Vous avez développé une formule mathématique qui résume vos goûts musicaux. Pouvez-vous nous l’exposer?

(Danger Mouse se retourne vers James Mercer) Je ne t’ai jamais parlé de la théorie des tiers? J’aurais mieux fait de garder ça pour moi (rires). C’est très simple en fait. J’ai remarqué que quand j’apprécie un artiste, j’adore un tiers de son boulot. Le deuxième me laisse perplexe même si je vois grosso modo où il veut en venir. Et pour le dernier, je me demande sincèrement ce qu’il fout. Enfin, là je parle de chanteurs et de groupes que j’aime vraiment. Les seuls qui échappent à la règle, ce sont les Beatles. Chez eux, c’est du fifty fifty.

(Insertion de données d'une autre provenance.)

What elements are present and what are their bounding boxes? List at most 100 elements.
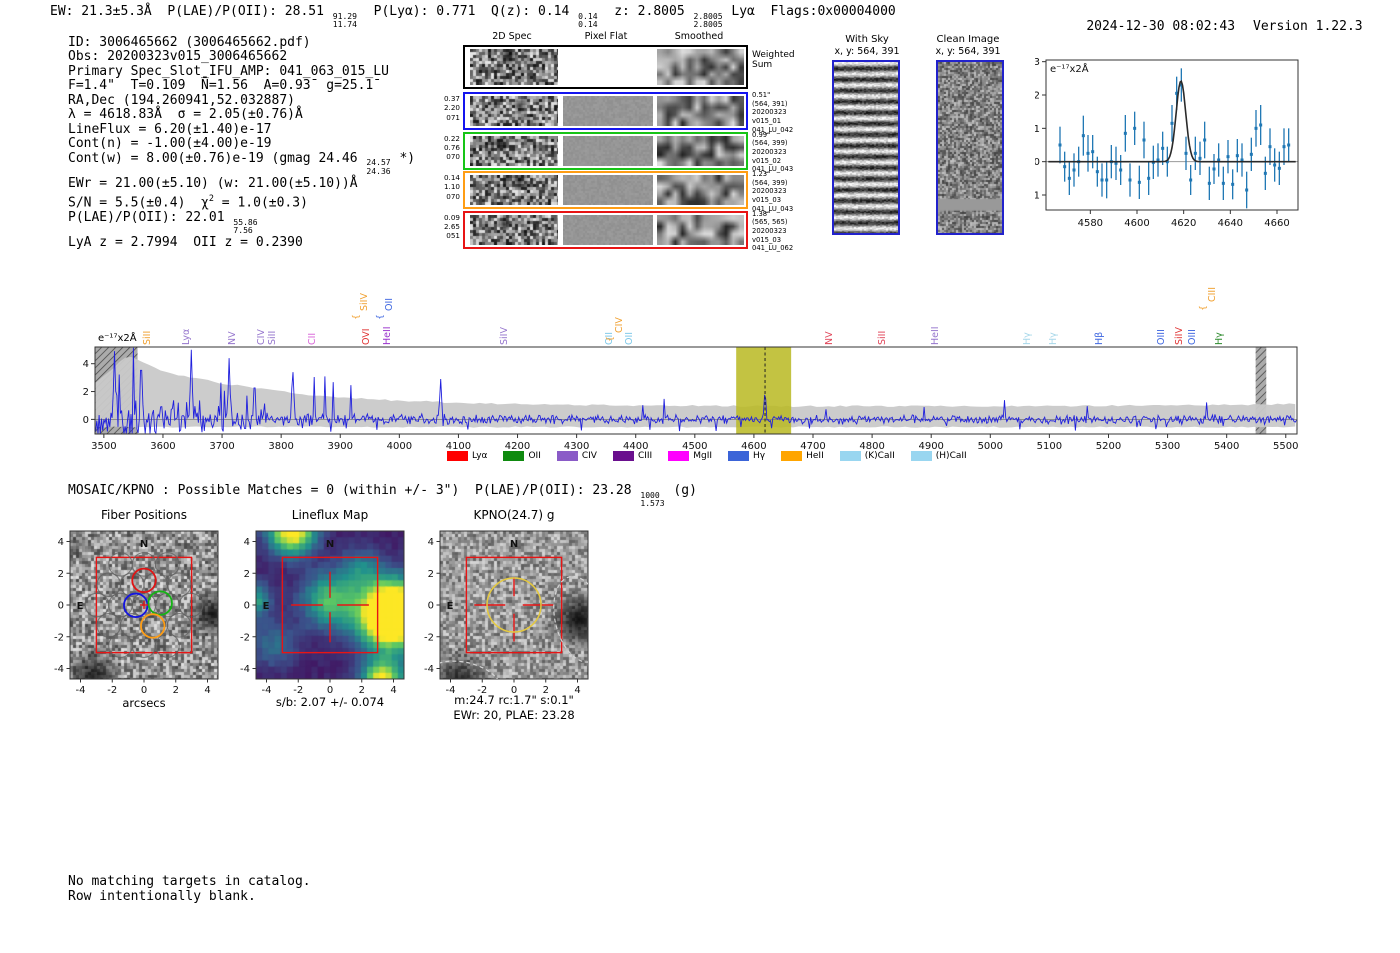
svg-text:3: 3 xyxy=(1035,57,1040,68)
lineflux-map-title: Lineflux Map xyxy=(291,508,369,522)
svg-text:N: N xyxy=(140,539,148,550)
svg-text:-4: -4 xyxy=(424,664,434,675)
legend-item: CIII xyxy=(612,451,653,461)
svg-text:2: 2 xyxy=(428,569,434,580)
legend-item: Hγ xyxy=(728,451,765,461)
info-line: S/N = 5.5(±0.4) χ2 = 1.0(±0.3) xyxy=(68,193,308,211)
svg-text:2: 2 xyxy=(359,685,365,696)
cutout-row-right-label: 1.23" (564, 399) 20200323 v015_03 041_LU… xyxy=(752,170,794,213)
legend-swatch xyxy=(503,451,525,461)
svg-text:2: 2 xyxy=(244,569,250,580)
svg-text:2: 2 xyxy=(543,685,549,696)
legend-item: (H)CaII xyxy=(910,451,967,461)
cutout-row xyxy=(463,92,748,130)
legend-item: CIV xyxy=(556,451,597,461)
lineflux-map-overlay: N E -4 -4 -2 -2 0 0 2 2 4 4 xyxy=(240,530,405,696)
cutout-row xyxy=(463,131,748,170)
cutout-row xyxy=(463,210,748,249)
header-meta: 2024-12-30 08:02:43 Version 1.22.3 xyxy=(1055,4,1363,49)
legend-swatch xyxy=(728,451,750,461)
report-version: Version 1.22.3 xyxy=(1253,19,1363,34)
svg-text:2: 2 xyxy=(58,569,64,580)
spectrum-legend: Lyα OII CIV CIII MgII Hγ HeII (K)CaII (H)CaII xyxy=(447,451,967,461)
svg-text:5200: 5200 xyxy=(1096,441,1121,452)
svg-text:5500: 5500 xyxy=(1273,441,1298,452)
header-summary: EW: 21.3±5.3Å P(LAE)/P(OII): 28.51 91.29… xyxy=(50,4,896,30)
svg-text:-2: -2 xyxy=(424,632,434,643)
cutout-row-left-label: 0.37 2.20 071 xyxy=(443,94,460,122)
legend-swatch xyxy=(447,451,468,461)
lineflux-map-image xyxy=(256,531,404,679)
spectrum-unit-label: e⁻¹⁷x2Å xyxy=(98,333,137,344)
svg-text:2: 2 xyxy=(1035,91,1040,102)
legend-label: OII xyxy=(528,451,541,461)
svg-text:-4: -4 xyxy=(262,685,272,696)
svg-text:5400: 5400 xyxy=(1214,441,1239,452)
line-label-CIV: CIV xyxy=(613,317,625,333)
cutout-row-left-label: 0.14 1.10 070 xyxy=(443,173,460,201)
info-line: LyA z = 2.7994 OII z = 0.2390 xyxy=(68,234,303,250)
cutout-col-smoothed: Smoothed xyxy=(674,31,724,42)
line-label-CIII: CIII xyxy=(1206,286,1218,302)
svg-text:-2: -2 xyxy=(293,685,303,696)
cutout-cell-smooth xyxy=(657,96,744,126)
svg-text:4620: 4620 xyxy=(1171,218,1196,228)
svg-text:-2: -2 xyxy=(240,632,250,643)
legend-item: Lyα xyxy=(447,451,487,461)
line-label-bracket: } xyxy=(349,314,360,320)
fiber-positions-overlay: N E -4 -4 -2 -2 0 0 2 2 4 4 xyxy=(54,530,219,696)
info-line: F=1.4" T=0.109 N̄=1.56 A=0.93̄ g=25.1̄ xyxy=(68,78,374,94)
cutout-cell-flat xyxy=(563,175,653,205)
kpno-xlabel-2: EWr: 20, PLAE: 23.28 xyxy=(453,708,575,722)
detection-info-block: ID: 3006465662 (3006465662.pdf) Obs: 2020… xyxy=(68,35,416,250)
svg-text:0: 0 xyxy=(141,685,147,696)
legend-item: MgII xyxy=(668,451,712,461)
legend-label: MgII xyxy=(693,451,713,461)
svg-text:4: 4 xyxy=(58,537,64,548)
clean-image-title: Clean Image xyxy=(936,34,1000,45)
cutout-cell-smooth xyxy=(657,135,744,166)
cutout-row-right-label: 0.99" (564, 399) 20200323 v015_02 041_LU… xyxy=(752,130,794,174)
info-line: Obs: 20200323v015_3006465662 xyxy=(68,49,288,65)
svg-text:5300: 5300 xyxy=(1155,441,1180,452)
svg-text:E: E xyxy=(263,601,270,612)
info-line: Cont(w) = 8.00(±0.76)e-19 (gmag 24.46 24… xyxy=(68,150,416,176)
svg-text:-4: -4 xyxy=(446,685,456,696)
svg-text:4600: 4600 xyxy=(741,441,766,452)
svg-text:4400: 4400 xyxy=(623,441,648,452)
svg-text:2: 2 xyxy=(173,685,179,696)
svg-text:3500: 3500 xyxy=(91,441,116,452)
legend-label: CIII xyxy=(637,451,653,461)
legend-swatch xyxy=(781,451,803,461)
full-spectrum-plot: 3500 3600 3700 3800 3900 4000 4100 4200 4300 4400… xyxy=(83,346,1298,452)
svg-text:4900: 4900 xyxy=(918,441,943,452)
svg-text:4: 4 xyxy=(244,537,250,548)
kpno-xlabel-1: m:24.7 rc:1.7" s:0.1" xyxy=(454,693,574,707)
svg-text:5000: 5000 xyxy=(978,441,1003,452)
with-sky-image xyxy=(832,60,900,235)
svg-text:3600: 3600 xyxy=(150,441,175,452)
svg-text:4640: 4640 xyxy=(1218,218,1243,228)
cutout-cell-white xyxy=(563,49,653,85)
info-line: Cont(n) = -1.00(±4.00)e-19 xyxy=(68,136,272,152)
cutout-cell-noise xyxy=(470,214,558,245)
svg-text:-4: -4 xyxy=(76,685,86,696)
cutout-cell-smooth xyxy=(657,49,744,85)
cutout-cell-noise xyxy=(470,96,558,126)
clean-image xyxy=(936,60,1004,235)
fiber-positions-title: Fiber Positions xyxy=(100,508,188,522)
footer-line-1: No matching targets in catalog. xyxy=(68,874,311,889)
svg-text:3900: 3900 xyxy=(328,441,353,452)
legend-label: Lyα xyxy=(472,451,488,461)
svg-text:4100: 4100 xyxy=(446,441,471,452)
svg-text:-2: -2 xyxy=(107,685,117,696)
legend-label: HeII xyxy=(806,451,824,461)
with-sky-coords: x, y: 564, 391 xyxy=(834,46,900,57)
line-label-bracket: } xyxy=(1196,305,1207,311)
svg-text:-2: -2 xyxy=(54,632,64,643)
cutout-cell-smooth xyxy=(657,175,744,205)
svg-text:4: 4 xyxy=(574,685,580,696)
svg-text:0: 0 xyxy=(58,601,64,612)
cutout-cell-flat xyxy=(563,135,653,166)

Vous êtes quelqu’un de très demandé. Comment faites-vous le tri parmi les nombreuses propositions qui arrivent sur votre bureau?

La seule personne avec qui j’ai accepté de travailler, c’est Damon Albarn. Tout simplement parce que ça ne se refuse pas. Je suis quelqu’un de très méfiant. Pour beaucoup de monde, j’ai longtemps été et je reste même encore le mec qui a mis en boîte le Grey Album. Or, ce n’est pas du tout représentatif de ce que je fais et de ce que je suis. Je me sens un peu frustré parce que j’ai parfois l’impression qu’on rattache tout ce que j’enregistre au hip hop. Même Gnarls Barkley. Je n’aime pas du tout l’idée que des mecs veuillent bosser avec moi pour de mauvaises raisons. Pour avoir un nom un peu clinquant sur la pochette de leurs disques. Je n’y vais donc pas par 4 chemins. Quand je veux bosser avec quelqu’un, je me manifeste. Généralement, dès le moment où je ressens certaines attentes, j’essaie de partir vers quelque chose de fondamentalement différent. Ça ne veut pas dire que j’enregistrerai un meilleur album. Juste qu’il sera surprenant.

Il se dégage de ce Broken Bells une production à la fois moderne et old school. C’était quoi l’idée?

On écoute beaucoup de vieux disques mais on a 30 voire 40 ans de musique en plus à se mettre dans l’oreille que tous les groupes des années 60 et 70. On n’essaie pas de sonner rétro. C’est juste une question de feeling. D’instinct. On ne s’assied pas en se disant: tiens, on va composer ce genre de chanson. Une fois qu’elle est en boîte, tu peux te dire qu’elle a un petit air de tel ou tel groupe mais ce n’est jamais quelque chose de délibéré.

Dark Night of the soul, l’album que vous avez enregistré avec Sparklehorse, était à télécharger et graver sur un CDR vierge accompagnant un livre de photos de David Lynch. Vous imaginez que, dans quelques années, les disques accompagneront tous des bouquins ou des £uvres d’art?

Je n’ai pas de boule de cristal. Je ne sais pas lire dans l’avenir. Tout ce que je peux affirmer, c’est que je suis attaché aux objets et que je le resterai. Et je ne suis pas le seul. Une vraie photo que vous pouvez tenir dans vos mains, c’est différent d’une image sur votre écran de télé ou d’ordinateur. J’ai acheté un polaroïd à mon fils. Il en est dingue. C’est génial de prendre une photo. De la secouer et de voir apparaître le cliché. Ça a quelque chose de magique.